Sebastian: As far as the possibilities allow us, we try to gather and use equipment used by the Norwegian army (of course with the focus on reenacting the "Telemark Battalion"), based on photos found on the Internet. I can immodestly state that we have reached the right level of reenactment to make it look professional and in accordance with the Norwegian standard. Each of us already has at least two equipment carriers. One is the M07 integrated vest, which houses two large SAPI plates, two small plates and Kevlar inserts. In addition, lightweight vests model M10, similar to the FLC, called BEAR II MOLLE or Heidrun chest rigs.
Vests, pouches and some uniforms are manufactured by NFM in Poland. Equipment used by the Norwegians can be bought directly in Norway. Basically anyone can do it by placing an order at the store. Some of the items supplied to the army are carefully designed: custom solutions were used (e.g. pouches for magazines closed with a hook and a nap), a completely new shape of the "soft" Kevlar ballistic inserts (somewhat similar to the BALCS) or a chestrig with an integrated administrative panel, internal, flat pockets for magazines and space for a plate on the front. A large percentage of this equipment, however, are duplicated designs that are proven, they work and do not need to be changed.
The equipmentbelow is modeled after the set used by a Norwegian NCO, serving in the "Telemark Battalion". It gives us a lot of substantive support.
WMASG: Where do you get your equipment?
Sebastian: There is no rule. Over the past few years, we got a large number of uniforms and equipment in Poland, as the company supplying the Norwegian army has its production plant in our country. And if something is not here, then we get it from Norway, from military stores or from colleagues from friendly groups. Some items also came to us from the USA, Spain or France.
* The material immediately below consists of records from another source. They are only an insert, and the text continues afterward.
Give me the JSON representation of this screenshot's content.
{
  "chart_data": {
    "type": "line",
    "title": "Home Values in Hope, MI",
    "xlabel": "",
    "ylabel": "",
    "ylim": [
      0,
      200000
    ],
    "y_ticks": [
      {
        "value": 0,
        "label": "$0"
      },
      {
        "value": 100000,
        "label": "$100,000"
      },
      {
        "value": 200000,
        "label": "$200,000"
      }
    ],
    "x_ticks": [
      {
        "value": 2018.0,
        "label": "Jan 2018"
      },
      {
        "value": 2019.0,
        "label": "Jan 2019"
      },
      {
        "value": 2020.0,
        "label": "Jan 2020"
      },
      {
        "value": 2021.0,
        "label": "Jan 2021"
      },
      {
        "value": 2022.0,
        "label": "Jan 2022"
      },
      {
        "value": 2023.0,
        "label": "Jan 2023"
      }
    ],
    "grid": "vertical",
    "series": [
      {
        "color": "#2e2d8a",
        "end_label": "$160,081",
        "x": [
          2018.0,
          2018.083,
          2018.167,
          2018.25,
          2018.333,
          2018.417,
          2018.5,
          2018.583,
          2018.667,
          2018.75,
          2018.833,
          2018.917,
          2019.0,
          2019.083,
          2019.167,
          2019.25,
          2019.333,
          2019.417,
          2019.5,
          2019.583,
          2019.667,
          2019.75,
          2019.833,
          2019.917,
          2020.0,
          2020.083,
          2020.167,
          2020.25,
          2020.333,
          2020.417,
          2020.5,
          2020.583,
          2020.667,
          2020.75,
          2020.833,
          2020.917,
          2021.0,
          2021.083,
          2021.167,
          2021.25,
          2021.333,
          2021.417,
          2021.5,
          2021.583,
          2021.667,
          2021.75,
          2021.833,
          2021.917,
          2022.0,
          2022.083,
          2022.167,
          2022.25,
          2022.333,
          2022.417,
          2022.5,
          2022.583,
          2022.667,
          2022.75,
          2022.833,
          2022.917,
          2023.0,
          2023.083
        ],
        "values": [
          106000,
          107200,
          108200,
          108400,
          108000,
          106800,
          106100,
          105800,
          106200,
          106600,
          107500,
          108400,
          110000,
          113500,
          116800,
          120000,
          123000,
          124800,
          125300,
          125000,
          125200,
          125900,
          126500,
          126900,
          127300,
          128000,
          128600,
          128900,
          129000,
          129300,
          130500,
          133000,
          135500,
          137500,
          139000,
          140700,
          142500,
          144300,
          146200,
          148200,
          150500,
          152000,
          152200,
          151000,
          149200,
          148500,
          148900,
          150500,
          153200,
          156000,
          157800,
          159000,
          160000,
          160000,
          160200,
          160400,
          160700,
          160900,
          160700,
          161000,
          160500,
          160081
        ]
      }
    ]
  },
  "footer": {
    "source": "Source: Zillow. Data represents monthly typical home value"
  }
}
It is not easy, nor is it available in quantity like German, British or American equipment, but you can get it.
WMASG: What events do you go to?
Sebastian: There were not many so far. We are still looking for events we would like to go to and try new ones. This year, we visited "Mission Afghanistan" for the first time which, for us, was an interesting variety on the LARP theme.
In 2018, we visited the Swedish "Berget" - a week long trip to the north long after the event ended, guaranteed we had fond memories of it. I encourage you to see our video report: https://www.youtube.com/watch?v=jXCUf37o79k
In addition to Sunday games, where you can meet individual members of the group in places like Szczecin, Tri-City, Warsaw and Olsztyn, we focus on MILSIM games such as AEGIS, Black Ops, and CSAR. We would like "Mission Afghanistan" to become our flagship event. There we can most closely re-create the activities of Norwegian troops from a few years ago in the most appropriate way, i.e. under the PRT. In addition to trips to organized events, we go for endurance marches ourselves with are focused on living in the wild.
We are of course open to any events, not only airsoft, but also reenactments and military vehicles rallies.
WMASG: Why can't we see the faces of your team members in the photos?
Sebastian: In social media, we put incognito photos on group profile, with blurred faces. It is not about being like the "special forces", because none of us is or will be a member of such, but we think that those photos add some sort of uncertainty and intrigue. And some of us have reasons to hide their identity with a few pixels. Given the Norwegian army - a good portion of the "Telemark Battalion" soldiers keep their image hidden. We can also say that we empathize with the subject of reenacting the unit.
WMASG (Mendi): Thank you very much for the interview. I would just like to wish you successful events and good fun in continuing your hobby. See you in my sights.